You might be a very handy person who can wield a hammer with the prowess of Thor. It’s very possible you are practically a pro yourself when it comes to electrical work or plumbing. But . . .
There are a few things you should know about DIY furnace repair. Just because you have the skills to install a new furnace on your own, doesn’t mean you should. And, if your mechanical acumen is shaky, you should really think about spending the money on hiring a furnace repair technician because—
- Insurance will usually deny a claim if there have been faulty workmanship. If you did your own furnace repair or installed a new furnace yourself, and then something goes wrong, like an electrical fire, you are on the hook for the damage. Your insurance will hold whoever performed the work liable for the damages. Do you really want to incur a possibly financially devastating loss just because you wanted to save a couple hundred dollars on professional labor?
- You will void the manufacturer’s warranty. In order to keep your warranty valid, manufacturers often require homeowners to hire insured pros to perform any repairs. This detail is actually stated in the owner’s manual, so going against the fine print can cheat you out of being able to call in your furnace’s warranty if you should ever have the need.
- You will void the warranty if you cannot provide documentation of regular maintenance. Hiring a qualified HVAC company to perform regular seasonal tune-ups will maintain your furnace’s warranty. But, if you tried to save money by forgoing service or doing it yourself, you may have caused more harm than good in the long run.
- If you use off-brand parts, it can also void your warranty. Manufactures always suggest you use OEM (original equipment manufacturer), meaning their parts. So, if you searched for a deal online and are getting your replacement parts from an off-brand company on eBay, the original manufacturer of your furnace won’t be thrilled if you ever try to use the warranty.
- You can still seriously injure yourself. Maybe you are really good at HVAC DIY, but you are still putting yourself, your family, and your home at risk.

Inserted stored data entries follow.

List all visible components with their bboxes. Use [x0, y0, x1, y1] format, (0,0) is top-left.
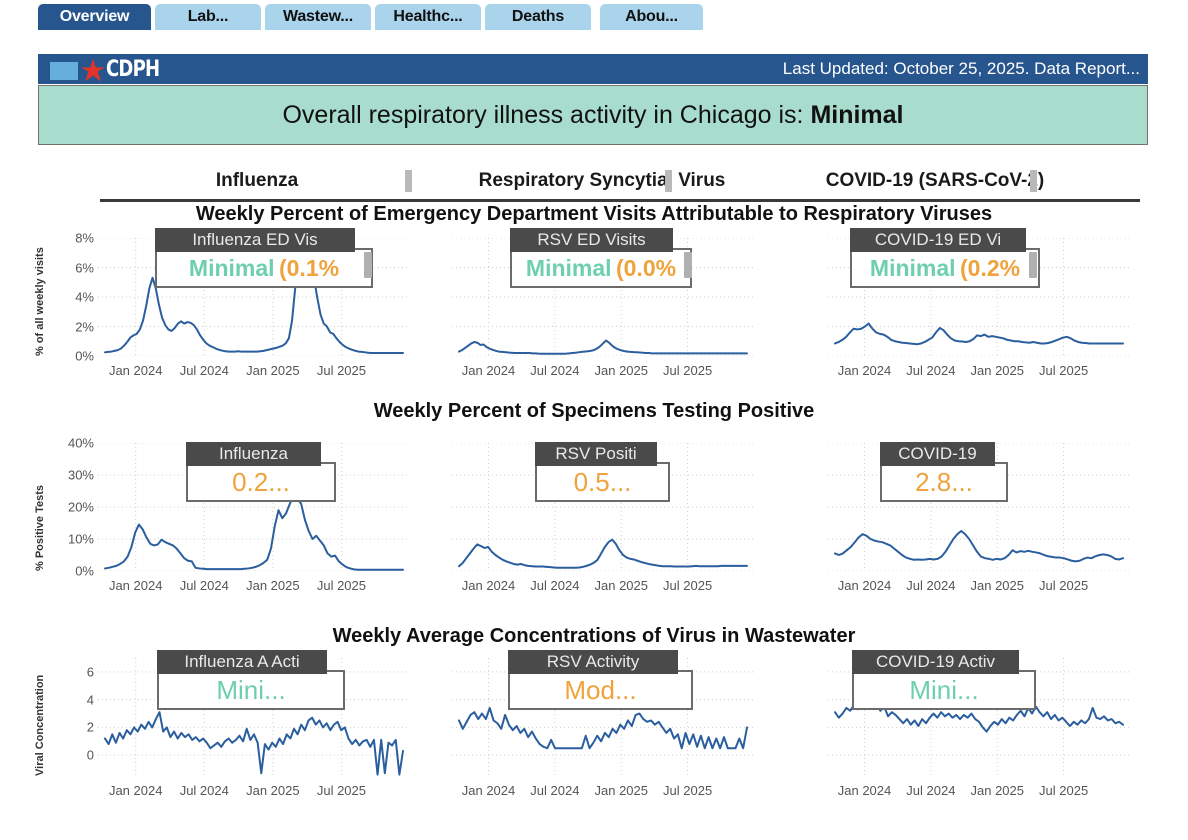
tab-deaths[interactable]: Deaths: [485, 4, 591, 30]
x-tick-label: Jul 2024: [906, 783, 955, 798]
tooltip-title-text: COVID-19 ED Vi: [875, 230, 1001, 250]
y-tick-label: 0%: [46, 349, 94, 364]
tooltip-title-text: COVID-19: [898, 444, 976, 464]
x-tick-label: Jan 2024: [109, 578, 163, 593]
tooltip-title-text: COVID-19 Activ: [876, 652, 995, 672]
tooltip-title: Influenza ED Vis: [155, 228, 355, 252]
tooltip-callout-4[interactable]: RSV Positi0.5...: [535, 462, 670, 502]
y-tick-label: 0: [46, 748, 94, 763]
logo-text: CDPH: [106, 57, 159, 82]
overall-activity-banner: Overall respiratory illness activity in …: [38, 85, 1148, 145]
x-tick-label: Jul 2024: [906, 363, 955, 378]
y-axis-label: % of all weekly visits: [34, 228, 46, 356]
tab-label: Wastew...: [283, 8, 353, 26]
y-axis-label: Viral Concentration: [34, 648, 46, 776]
tooltip-scroll-handle[interactable]: [364, 252, 372, 278]
tooltip-body: Mod...: [510, 672, 691, 708]
x-tick-label: Jul 2024: [530, 783, 579, 798]
virus-column-headers: InfluenzaRespiratory Syncytial VirusCOVI…: [100, 168, 1140, 196]
tooltip-title-text: RSV ED Visits: [537, 230, 645, 250]
y-axis-label: % Positive Tests: [34, 433, 46, 571]
section-title-0: Weekly Percent of Emergency Department V…: [0, 203, 1188, 226]
tab-label: Abou...: [625, 8, 678, 26]
x-tick-label: Jul 2025: [663, 578, 712, 593]
header-rule-divider: [100, 199, 1140, 202]
tooltip-value: (0.1%: [279, 255, 339, 282]
x-tick-label: Jan 2025: [595, 578, 649, 593]
tooltip-title-text: Influenza ED Vis: [192, 230, 317, 250]
section-title-text: Weekly Percent of Emergency Department V…: [196, 203, 992, 225]
x-tick-label: Jul 2024: [180, 363, 229, 378]
section-title-2: Weekly Average Concentrations of Virus i…: [0, 625, 1188, 648]
column-header-label: COVID-19 (SARS-CoV-2): [826, 170, 1045, 192]
tooltip-title: RSV ED Visits: [510, 228, 673, 252]
column-header-covid19: COVID-19 (SARS-CoV-2): [755, 168, 1115, 194]
tooltip-title: Influenza A Acti: [157, 650, 327, 674]
y-tick-label: 2: [46, 720, 94, 735]
tooltip-level: Mini...: [909, 675, 978, 706]
section-title-text: Weekly Average Concentrations of Virus i…: [333, 625, 856, 647]
x-tick-label: Jan 2025: [246, 783, 300, 798]
tab-label: Overview: [60, 8, 130, 26]
tab-wastew[interactable]: Wastew...: [265, 4, 371, 30]
y-tick-label: 10%: [46, 532, 94, 547]
column-header-influenza: Influenza: [77, 168, 437, 194]
column-header-label: Influenza: [216, 170, 298, 192]
tooltip-level: Minimal: [870, 255, 956, 282]
x-tick-label: Jan 2024: [838, 363, 892, 378]
x-tick-label: Jan 2024: [109, 363, 163, 378]
column-header-label: Respiratory Syncytial Virus: [479, 170, 726, 192]
x-tick-label: Jul 2025: [663, 783, 712, 798]
y-tick-label: 4: [46, 692, 94, 707]
tooltip-title: COVID-19: [880, 442, 995, 466]
y-tick-label: 2%: [46, 319, 94, 334]
tooltip-callout-8[interactable]: COVID-19 ActivMini...: [852, 670, 1036, 710]
tooltip-scroll-handle[interactable]: [1029, 252, 1037, 278]
x-tick-label: Jan 2024: [462, 363, 516, 378]
x-tick-label: Jul 2025: [1039, 363, 1088, 378]
chicago-star-icon: [80, 58, 106, 84]
y-tick-label: 6%: [46, 260, 94, 275]
y-tick-label: 40%: [46, 436, 94, 451]
column-header-rsv: Respiratory Syncytial Virus: [422, 168, 782, 194]
tooltip-body: 0.5...: [537, 464, 668, 500]
tooltip-body: Mini...: [854, 672, 1034, 708]
tooltip-title: Influenza: [186, 442, 321, 466]
tooltip-level: Minimal: [189, 255, 275, 282]
tab-label: Lab...: [188, 8, 229, 26]
tooltip-level: Mini...: [216, 675, 285, 706]
x-tick-label: Jan 2024: [462, 783, 516, 798]
tooltip-value: 0.5...: [574, 467, 632, 498]
tooltip-title-text: RSV Positi: [555, 444, 636, 464]
x-tick-label: Jan 2024: [838, 578, 892, 593]
tooltip-scroll-handle[interactable]: [684, 252, 692, 278]
tab-label: Deaths: [512, 8, 564, 26]
y-tick-label: 20%: [46, 500, 94, 515]
tooltip-title: COVID-19 Activ: [852, 650, 1019, 674]
tooltip-callout-1[interactable]: RSV ED VisitsMinimal (0.0%: [510, 248, 692, 288]
tooltip-title: RSV Activity: [508, 650, 678, 674]
x-tick-label: Jan 2025: [595, 783, 649, 798]
x-tick-label: Jan 2025: [971, 783, 1025, 798]
overall-activity-text: Overall respiratory illness activity in …: [282, 101, 903, 130]
tooltip-value: (0.2%: [960, 255, 1020, 282]
tooltip-title-text: Influenza A Acti: [184, 652, 299, 672]
x-tick-label: Jan 2025: [971, 363, 1025, 378]
tooltip-callout-5[interactable]: COVID-192.8...: [880, 462, 1008, 502]
tooltip-body: 0.2...: [188, 464, 334, 500]
tooltip-body: Minimal (0.1%: [157, 250, 371, 286]
tooltip-body: Minimal (0.2%: [852, 250, 1038, 286]
column-divider-0: [405, 170, 412, 192]
tooltip-level: Mod...: [564, 675, 636, 706]
agency-header-bar: CDPH Last Updated: October 25, 2025. Dat…: [38, 54, 1148, 84]
logo-square-icon: [50, 62, 78, 80]
tooltip-value: (0.0%: [616, 255, 676, 282]
x-tick-label: Jul 2025: [663, 363, 712, 378]
x-tick-label: Jul 2024: [180, 578, 229, 593]
x-tick-label: Jul 2025: [317, 783, 366, 798]
x-tick-label: Jan 2025: [246, 363, 300, 378]
x-tick-label: Jul 2025: [317, 363, 366, 378]
y-tick-label: 4%: [46, 290, 94, 305]
tooltip-callout-6[interactable]: Influenza A ActiMini...: [157, 670, 345, 710]
x-tick-label: Jan 2024: [109, 783, 163, 798]
y-tick-label: 6: [46, 664, 94, 679]
y-tick-label: 8%: [46, 231, 94, 246]
tab-abou[interactable]: Abou...: [600, 4, 703, 30]
section-title-1: Weekly Percent of Specimens Testing Posi…: [0, 400, 1188, 423]
x-tick-label: Jul 2024: [530, 578, 579, 593]
tooltip-title-text: RSV Activity: [547, 652, 640, 672]
x-tick-label: Jul 2024: [906, 578, 955, 593]
x-tick-label: Jul 2024: [530, 363, 579, 378]
tooltip-body: Minimal (0.0%: [512, 250, 690, 286]
tab-overview[interactable]: Overview: [38, 4, 151, 30]
tooltip-body: 2.8...: [882, 464, 1006, 500]
x-tick-label: Jan 2024: [462, 578, 516, 593]
tooltip-level: Minimal: [526, 255, 612, 282]
x-tick-label: Jul 2025: [1039, 578, 1088, 593]
tooltip-callout-7[interactable]: RSV ActivityMod...: [508, 670, 693, 710]
section-title-text: Weekly Percent of Specimens Testing Posi…: [374, 400, 815, 422]
tab-label: Healthc...: [393, 8, 462, 26]
x-tick-label: Jan 2025: [246, 578, 300, 593]
tab-bar: OverviewLab...Wastew...Healthc...DeathsA…: [0, 0, 1188, 30]
column-divider-2: [1030, 170, 1037, 192]
tooltip-title: COVID-19 ED Vi: [850, 228, 1026, 252]
x-tick-label: Jan 2025: [971, 578, 1025, 593]
tooltip-title-text: Influenza: [219, 444, 288, 464]
tooltip-title: RSV Positi: [535, 442, 657, 466]
column-divider-1: [665, 170, 672, 192]
x-tick-label: Jan 2024: [838, 783, 892, 798]
x-tick-label: Jul 2025: [317, 578, 366, 593]
banner-prefix: Overall respiratory illness activity in …: [282, 101, 810, 129]
tab-lab[interactable]: Lab...: [155, 4, 261, 30]
x-tick-label: Jul 2024: [180, 783, 229, 798]
x-tick-label: Jan 2025: [595, 363, 649, 378]
y-tick-label: 30%: [46, 468, 94, 483]
tooltip-value: 2.8...: [915, 467, 973, 498]
tooltip-body: Mini...: [159, 672, 343, 708]
tooltip-callout-3[interactable]: Influenza0.2...: [186, 462, 336, 502]
tooltip-value: 0.2...: [232, 467, 290, 498]
last-updated-text: Last Updated: October 25, 2025. Data Rep…: [783, 54, 1140, 84]
tooltip-callout-2[interactable]: COVID-19 ED ViMinimal (0.2%: [850, 248, 1040, 288]
y-tick-label: 0%: [46, 564, 94, 579]
tooltip-callout-0[interactable]: Influenza ED VisMinimal (0.1%: [155, 248, 373, 288]
cdph-logo: CDPH: [50, 58, 190, 82]
x-tick-label: Jul 2025: [1039, 783, 1088, 798]
banner-level: Minimal: [810, 101, 903, 129]
tab-healthc[interactable]: Healthc...: [375, 4, 481, 30]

That risk is absorbed by the HVAC contractor doing the furnace repair when you hire a pro.
- You’ve wasted time fiddling with your furnace; and meanwhile, your family has been freezing—you could have saved yourself time—wasted time and the time your family spent as bundled up human popsicles.
A pro knows exactly how to diagnose problems, how to fix them, and where to get the right OEMs, and do it all much faster than you could.
What You Can Do on Your Own to Keep Your Furnace Running
None of this means you should never touch your furnace. There are steps you need to take to keep it running optimally. If your furnace won’t switch on, be sure to run through a check-list of potential remedies.
Check your thermostat and make sure it has batteries or isn’t malfunctioning in some other way. Also, check and replace the furnace filter. You’d be surprised how often this simple filter is the culprit. It’s also a good idea to take your vacuum with the brush attachment and gently clean internal components. It seems obvious, but you should also check the circuit breaker and fuses as well as check that the gas going to the unit is on.
Beyond scheduling regular furnace tune-ups with an HVAC tech, you need to keep your unit clean and working at its peak by changing the filters at least every six months. Check with your owner’s manual for the suggested filter replacement schedule. You should also lubricate its moving parts and make sure nothing is blocking the outdoor air intakes or the chimney or exhaust flue.
On the Fence Over Whether to DIY the Furnace Repair? Consider a Few Points First.
So, if you are thinking about DIY furnace repair, consider your skill level, amount of time you have to dedicate to the project, and all the factors I listed above before you jump in with your tools. Ultimately, as the homeowner and controller of the wallet, the choice is yours whether you hire an HVAC contractor or you do it yourself.